The man shot fully awake at the sound of her voice. Suddenly terrified, he turned and fumbled a long time with the keys to the door, apologizing the entire time, dropping them twice and cursing himself and then apologizing more. His terror of her seemed out of all proportion to the circumstances, but on entering the cell Corinn recalled that any guard of this prisoner had reason to fear her.

Barad sat on a cot against the far wall, the bed tiny beneath him, like a child's. She wondered if he ever lay on it, for surely his legs and arms would have hung down to the stone floor. Thinner already than when last she had seen him, angles and joints measured his bulk. His legs rose unnaturally long, bent at knees on which he had set his crossed arms and rested his forehead. A single wrist chain attached him to an iron ring in the wall. On hearing her enter, Barad lifted his head and rolled his sightless stone eyes in her direction.
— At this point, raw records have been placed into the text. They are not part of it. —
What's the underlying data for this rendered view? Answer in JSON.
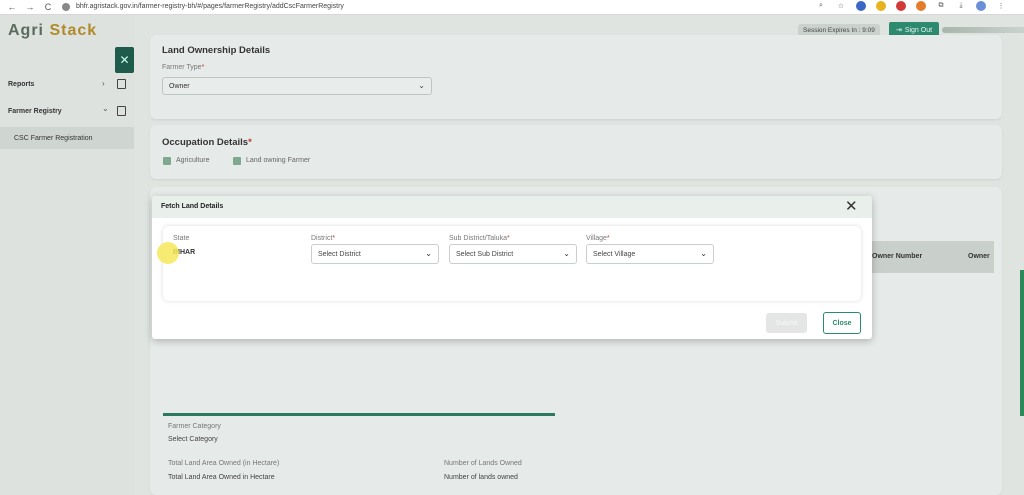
{
  "browser": {
    "url": "bhfr.agristack.gov.in/farmer-registry-bh/#/pages/farmerRegistry/addCscFarmerRegistry",
    "back": "←",
    "forward": "→",
    "reload": "C"
  },
  "app": {
    "logo_prefix": "Agri ",
    "logo_suffix": "Stack",
    "session_text": "Session Expires In : 9:09",
    "sign_out": "Sign Out"
  },
  "sidebar": {
    "close_glyph": "✕",
    "items": [
      {
        "label": "Reports",
        "chevron": "›"
      },
      {
        "label": "Farmer Registry",
        "chevron": "⌄"
      }
    ],
    "sub_item": "CSC Farmer Registration"
  },
  "land_ownership": {
    "title": "Land Ownership Details",
    "farmer_type_label": "Farmer Type",
    "farmer_type_value": "Owner"
  },
  "occupation": {
    "title": "Occupation Details",
    "options": [
      "Agriculture",
      "Land owning Farmer"
    ]
  },
  "table": {
    "col_owner_number": "Owner Number",
    "col_owner": "Owner"
  },
  "bottom": {
    "farmer_category_label": "Farmer Category",
    "farmer_category_value": "Select Category",
    "total_area_label": "Total Land Area Owned (in Hectare)",
    "total_area_value": "Total Land Area Owned in Hectare",
    "num_lands_label": "Number of Lands Owned",
    "num_lands_value": "Number of lands owned"
  },
  "modal": {
    "title": "Fetch Land Details",
    "close_glyph": "✕",
    "state_label": "State",
    "state_value": "BIHAR",
    "district_label": "District",
    "district_placeholder": "Select District",
    "subdistrict_label": "Sub District/Taluka",
    "subdistrict_placeholder": "Select Sub District",
    "village_label": "Village",
    "village_placeholder": "Select Village",
    "submit": "Submit",
    "close": "Close"
  }
}
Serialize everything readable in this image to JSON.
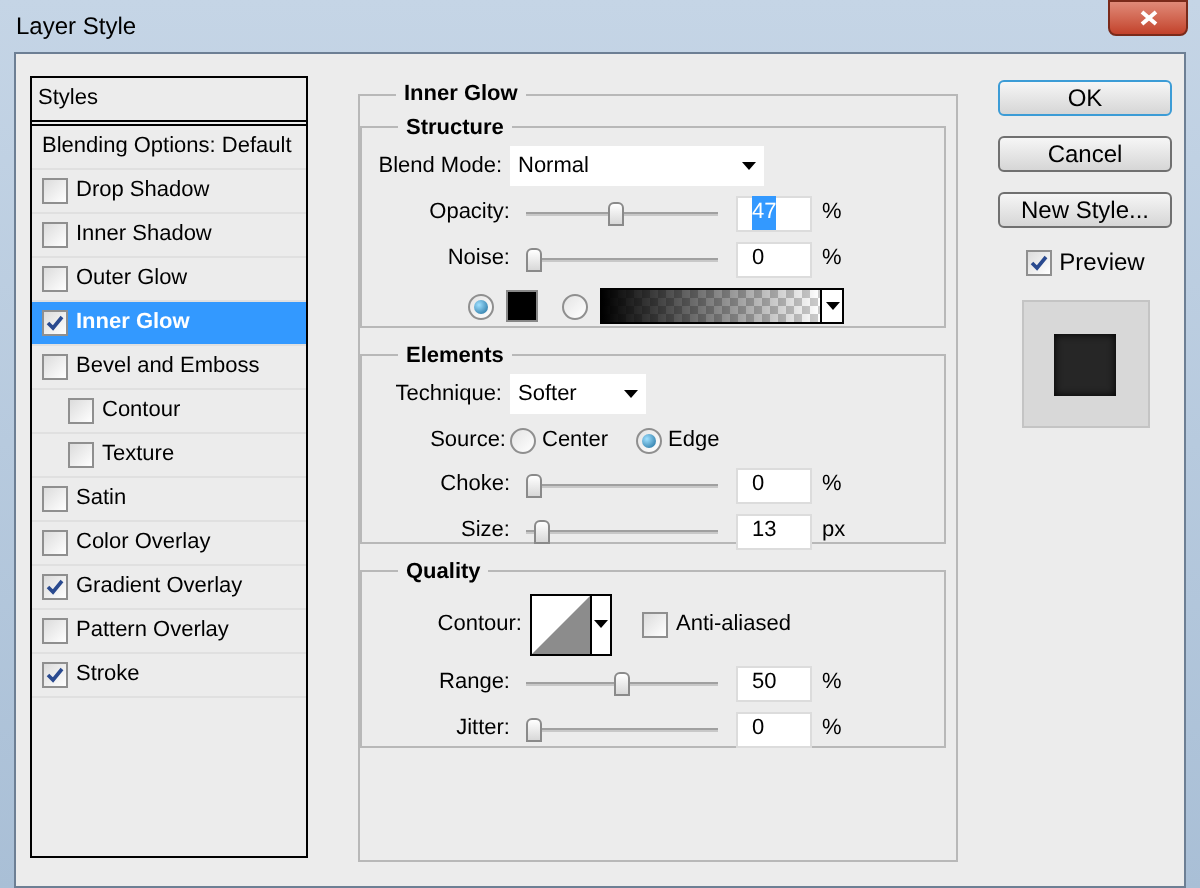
{
  "window": {
    "title": "Layer Style"
  },
  "styles_list": {
    "header": "Styles",
    "items": [
      {
        "label": "Blending Options: Default",
        "kind": "plain",
        "selected": false
      },
      {
        "label": "Drop Shadow",
        "kind": "checkbox",
        "checked": false,
        "selected": false
      },
      {
        "label": "Inner Shadow",
        "kind": "checkbox",
        "checked": false,
        "selected": false
      },
      {
        "label": "Outer Glow",
        "kind": "checkbox",
        "checked": false,
        "selected": false
      },
      {
        "label": "Inner Glow",
        "kind": "checkbox",
        "checked": true,
        "selected": true
      },
      {
        "label": "Bevel and Emboss",
        "kind": "checkbox",
        "checked": false,
        "selected": false,
        "children": [
          {
            "label": "Contour",
            "kind": "checkbox",
            "checked": false,
            "selected": false
          },
          {
            "label": "Texture",
            "kind": "checkbox",
            "checked": false,
            "selected": false
          }
        ]
      },
      {
        "label": "Satin",
        "kind": "checkbox",
        "checked": false,
        "selected": false
      },
      {
        "label": "Color Overlay",
        "kind": "checkbox",
        "checked": false,
        "selected": false
      },
      {
        "label": "Gradient Overlay",
        "kind": "checkbox",
        "checked": true,
        "selected": false
      },
      {
        "label": "Pattern Overlay",
        "kind": "checkbox",
        "checked": false,
        "selected": false
      },
      {
        "label": "Stroke",
        "kind": "checkbox",
        "checked": true,
        "selected": false
      }
    ]
  },
  "inner_glow": {
    "title": "Inner Glow",
    "structure": {
      "title": "Structure",
      "blend_mode": {
        "label": "Blend Mode:",
        "value": "Normal"
      },
      "sliders": [
        {
          "label": "Opacity:",
          "value": "47",
          "unit": "%",
          "level": 0.47,
          "text_selected": true
        },
        {
          "label": "Noise:",
          "value": "0",
          "unit": "%",
          "level": 0,
          "text_selected": false
        }
      ],
      "fill_options": [
        {
          "kind": "color",
          "selected": true
        },
        {
          "kind": "gradient",
          "selected": false
        }
      ]
    },
    "elements": {
      "title": "Elements",
      "technique": {
        "label": "Technique:",
        "value": "Softer"
      },
      "source": {
        "label": "Source:",
        "options": [
          {
            "label": "Center",
            "selected": false
          },
          {
            "label": "Edge",
            "selected": true
          }
        ]
      },
      "sliders": [
        {
          "label": "Choke:",
          "value": "0",
          "unit": "%",
          "level": 0,
          "text_selected": false
        },
        {
          "label": "Size:",
          "value": "13",
          "unit": "px",
          "level": 0.05,
          "text_selected": false
        }
      ]
    },
    "quality": {
      "title": "Quality",
      "contour": {
        "label": "Contour:"
      },
      "anti_aliased": {
        "label": "Anti-aliased",
        "checked": false
      },
      "sliders": [
        {
          "label": "Range:",
          "value": "50",
          "unit": "%",
          "level": 0.5,
          "text_selected": false
        },
        {
          "label": "Jitter:",
          "value": "0",
          "unit": "%",
          "level": 0,
          "text_selected": false
        }
      ]
    }
  },
  "buttons": [
    {
      "label": "OK",
      "default": true
    },
    {
      "label": "Cancel",
      "default": false
    },
    {
      "label": "New Style...",
      "default": false
    }
  ],
  "preview": {
    "label": "Preview",
    "checked": true
  }
}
Yes, she thought, there is reason to fear me. She turned and gestured for the guard to leave them alone. He did so gladly.

"You don't smell like a Marah," the prisoner said, after a few moments of silence. His voice carried the same grave timbre she remembered from before. It held a weight and substance at odds with the lanky, emaciated form that produced it.
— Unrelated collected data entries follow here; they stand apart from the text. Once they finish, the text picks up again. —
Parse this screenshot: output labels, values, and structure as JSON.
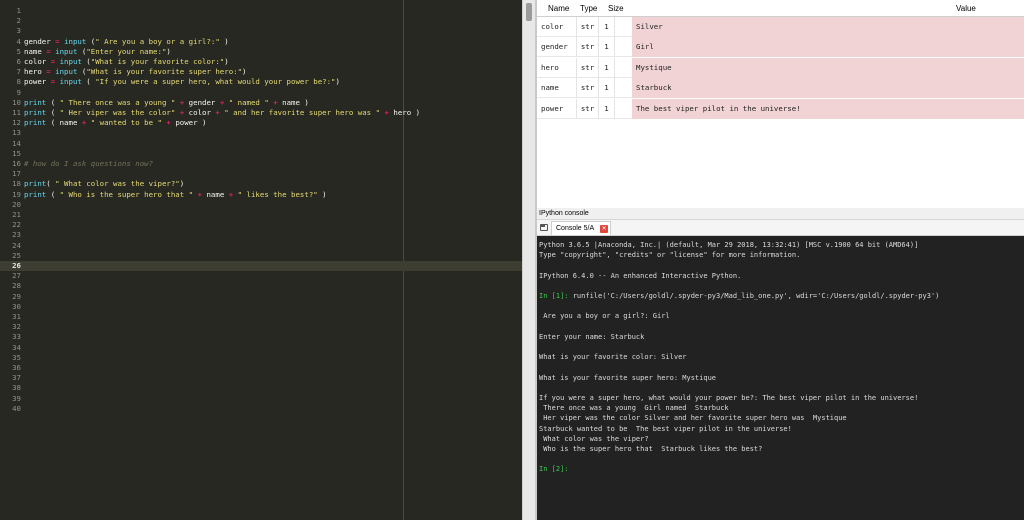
{
  "editor": {
    "current_line": 26,
    "lines": [
      {
        "n": "1",
        "tokens": []
      },
      {
        "n": "2",
        "tokens": []
      },
      {
        "n": "3",
        "tokens": []
      },
      {
        "n": "4",
        "tokens": [
          {
            "t": "gender ",
            "c": "t"
          },
          {
            "t": "=",
            "c": "o"
          },
          {
            "t": " ",
            "c": "t"
          },
          {
            "t": "input",
            "c": "k"
          },
          {
            "t": " (",
            "c": "t"
          },
          {
            "t": "\" Are you a boy or a girl?:\"",
            "c": "s"
          },
          {
            "t": " )",
            "c": "t"
          }
        ]
      },
      {
        "n": "5",
        "tokens": [
          {
            "t": "name ",
            "c": "t"
          },
          {
            "t": "=",
            "c": "o"
          },
          {
            "t": " ",
            "c": "t"
          },
          {
            "t": "input",
            "c": "k"
          },
          {
            "t": " (",
            "c": "t"
          },
          {
            "t": "\"Enter your name:\"",
            "c": "s"
          },
          {
            "t": ")",
            "c": "t"
          }
        ]
      },
      {
        "n": "6",
        "tokens": [
          {
            "t": "color ",
            "c": "t"
          },
          {
            "t": "=",
            "c": "o"
          },
          {
            "t": " ",
            "c": "t"
          },
          {
            "t": "input",
            "c": "k"
          },
          {
            "t": " (",
            "c": "t"
          },
          {
            "t": "\"What is your favorite color:\"",
            "c": "s"
          },
          {
            "t": ")",
            "c": "t"
          }
        ]
      },
      {
        "n": "7",
        "tokens": [
          {
            "t": "hero ",
            "c": "t"
          },
          {
            "t": "=",
            "c": "o"
          },
          {
            "t": " ",
            "c": "t"
          },
          {
            "t": "input",
            "c": "k"
          },
          {
            "t": " (",
            "c": "t"
          },
          {
            "t": "\"What is your favorite super hero:\"",
            "c": "s"
          },
          {
            "t": ")",
            "c": "t"
          }
        ]
      },
      {
        "n": "8",
        "tokens": [
          {
            "t": "power ",
            "c": "t"
          },
          {
            "t": "=",
            "c": "o"
          },
          {
            "t": " ",
            "c": "t"
          },
          {
            "t": "input",
            "c": "k"
          },
          {
            "t": " ( ",
            "c": "t"
          },
          {
            "t": "\"If you were a super hero, what would your power be?:\"",
            "c": "s"
          },
          {
            "t": ")",
            "c": "t"
          }
        ]
      },
      {
        "n": "9",
        "tokens": []
      },
      {
        "n": "10",
        "tokens": [
          {
            "t": "print",
            "c": "k"
          },
          {
            "t": " ( ",
            "c": "t"
          },
          {
            "t": "\" There once was a young \"",
            "c": "s"
          },
          {
            "t": " ",
            "c": "t"
          },
          {
            "t": "+",
            "c": "o"
          },
          {
            "t": " gender ",
            "c": "t"
          },
          {
            "t": "+",
            "c": "o"
          },
          {
            "t": " ",
            "c": "t"
          },
          {
            "t": "\" named \"",
            "c": "s"
          },
          {
            "t": " ",
            "c": "t"
          },
          {
            "t": "+",
            "c": "o"
          },
          {
            "t": " name )",
            "c": "t"
          }
        ]
      },
      {
        "n": "11",
        "tokens": [
          {
            "t": "print",
            "c": "k"
          },
          {
            "t": " ( ",
            "c": "t"
          },
          {
            "t": "\" Her viper was the color\"",
            "c": "s"
          },
          {
            "t": " ",
            "c": "t"
          },
          {
            "t": "+",
            "c": "o"
          },
          {
            "t": " color ",
            "c": "t"
          },
          {
            "t": "+",
            "c": "o"
          },
          {
            "t": " ",
            "c": "t"
          },
          {
            "t": "\" and her favorite super hero was \"",
            "c": "s"
          },
          {
            "t": " ",
            "c": "t"
          },
          {
            "t": "+",
            "c": "o"
          },
          {
            "t": " hero )",
            "c": "t"
          }
        ]
      },
      {
        "n": "12",
        "tokens": [
          {
            "t": "print",
            "c": "k"
          },
          {
            "t": " ( name ",
            "c": "t"
          },
          {
            "t": "+",
            "c": "o"
          },
          {
            "t": " ",
            "c": "t"
          },
          {
            "t": "\" wanted to be \"",
            "c": "s"
          },
          {
            "t": " ",
            "c": "t"
          },
          {
            "t": "+",
            "c": "o"
          },
          {
            "t": " power )",
            "c": "t"
          }
        ]
      },
      {
        "n": "13",
        "tokens": []
      },
      {
        "n": "14",
        "tokens": []
      },
      {
        "n": "15",
        "tokens": []
      },
      {
        "n": "16",
        "tokens": [
          {
            "t": "# how do I ask questions now?",
            "c": "c"
          }
        ]
      },
      {
        "n": "17",
        "tokens": []
      },
      {
        "n": "18",
        "tokens": [
          {
            "t": "print",
            "c": "k"
          },
          {
            "t": "( ",
            "c": "t"
          },
          {
            "t": "\" What color was the viper?\"",
            "c": "s"
          },
          {
            "t": ")",
            "c": "t"
          }
        ]
      },
      {
        "n": "19",
        "tokens": [
          {
            "t": "print",
            "c": "k"
          },
          {
            "t": " ( ",
            "c": "t"
          },
          {
            "t": "\" Who is the super hero that \"",
            "c": "s"
          },
          {
            "t": " ",
            "c": "t"
          },
          {
            "t": "+",
            "c": "o"
          },
          {
            "t": " name ",
            "c": "t"
          },
          {
            "t": "+",
            "c": "o"
          },
          {
            "t": " ",
            "c": "t"
          },
          {
            "t": "\" likes the best?\"",
            "c": "s"
          },
          {
            "t": " )",
            "c": "t"
          }
        ]
      },
      {
        "n": "20",
        "tokens": []
      },
      {
        "n": "21",
        "tokens": []
      },
      {
        "n": "22",
        "tokens": []
      },
      {
        "n": "23",
        "tokens": []
      },
      {
        "n": "24",
        "tokens": []
      },
      {
        "n": "25",
        "tokens": []
      },
      {
        "n": "26",
        "tokens": []
      },
      {
        "n": "27",
        "tokens": []
      },
      {
        "n": "28",
        "tokens": []
      },
      {
        "n": "29",
        "tokens": []
      },
      {
        "n": "30",
        "tokens": []
      },
      {
        "n": "31",
        "tokens": []
      },
      {
        "n": "32",
        "tokens": []
      },
      {
        "n": "33",
        "tokens": []
      },
      {
        "n": "34",
        "tokens": []
      },
      {
        "n": "35",
        "tokens": []
      },
      {
        "n": "36",
        "tokens": []
      },
      {
        "n": "37",
        "tokens": []
      },
      {
        "n": "38",
        "tokens": []
      },
      {
        "n": "39",
        "tokens": []
      },
      {
        "n": "40",
        "tokens": []
      }
    ]
  },
  "variable_explorer": {
    "headers": {
      "name": "Name",
      "type": "Type",
      "size": "Size",
      "value": "Value"
    },
    "rows": [
      {
        "name": "color",
        "type": "str",
        "size": "1",
        "value": "Silver"
      },
      {
        "name": "gender",
        "type": "str",
        "size": "1",
        "value": "Girl"
      },
      {
        "name": "hero",
        "type": "str",
        "size": "1",
        "value": "Mystique"
      },
      {
        "name": "name",
        "type": "str",
        "size": "1",
        "value": "Starbuck"
      },
      {
        "name": "power",
        "type": "str",
        "size": "1",
        "value": "The best viper pilot in the universe!"
      }
    ]
  },
  "console": {
    "pane_title": "IPython console",
    "tab_label": "Console 5/A",
    "lines": [
      {
        "text": "Python 3.6.5 |Anaconda, Inc.| (default, Mar 29 2018, 13:32:41) [MSC v.1900 64 bit (AMD64)]",
        "kind": "text"
      },
      {
        "text": "Type \"copyright\", \"credits\" or \"license\" for more information.",
        "kind": "text"
      },
      {
        "text": "",
        "kind": "text"
      },
      {
        "text": "IPython 6.4.0 -- An enhanced Interactive Python.",
        "kind": "text"
      },
      {
        "text": "",
        "kind": "text"
      },
      {
        "prompt": "In [1]: ",
        "text": "runfile('C:/Users/goldl/.spyder-py3/Mad_lib_one.py', wdir='C:/Users/goldl/.spyder-py3')",
        "kind": "prompt"
      },
      {
        "text": "",
        "kind": "text"
      },
      {
        "text": " Are you a boy or a girl?: Girl",
        "kind": "text"
      },
      {
        "text": "",
        "kind": "text"
      },
      {
        "text": "Enter your name: Starbuck",
        "kind": "text"
      },
      {
        "text": "",
        "kind": "text"
      },
      {
        "text": "What is your favorite color: Silver",
        "kind": "text"
      },
      {
        "text": "",
        "kind": "text"
      },
      {
        "text": "What is your favorite super hero: Mystique",
        "kind": "text"
      },
      {
        "text": "",
        "kind": "text"
      },
      {
        "text": "If you were a super hero, what would your power be?: The best viper pilot in the universe!",
        "kind": "text"
      },
      {
        "text": " There once was a young  Girl named  Starbuck",
        "kind": "text"
      },
      {
        "text": " Her viper was the color Silver and her favorite super hero was  Mystique",
        "kind": "text"
      },
      {
        "text": "Starbuck wanted to be  The best viper pilot in the universe!",
        "kind": "text"
      },
      {
        "text": " What color was the viper?",
        "kind": "text"
      },
      {
        "text": " Who is the super hero that  Starbuck likes the best?",
        "kind": "text"
      },
      {
        "text": "",
        "kind": "text"
      },
      {
        "prompt": "In [2]: ",
        "text": "",
        "kind": "prompt"
      }
    ]
  }
}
"Do they feed you?" Corinn asked.

The man squinted. She knew he could not see her, but a lifetime of habits still ruled his mannerisms. "The queen? So the queen pays a visit to a blind prisoner? And to ask after the quality of his meals? The world yet offers surprises. Yes, they bring me food. I have little appetite, though."

"You must regain it, then," Corinn said. "If I wished you dead I would have killed you. I do not wish you to starve."

Barad tilted his head back in a motion that became an openmouthed yawn, audible in the enclosed room. When he was finished with it, he rubbed his nose with his manacled hand. The chains clinked dully. "Kind of you."

"No, not really. I don't have much use for kindness anymore. Not for its own sake, at least." Corinn looked about the cell for a moment, though there was nothing in it to catch an eye. "Do you know that my son almost died?"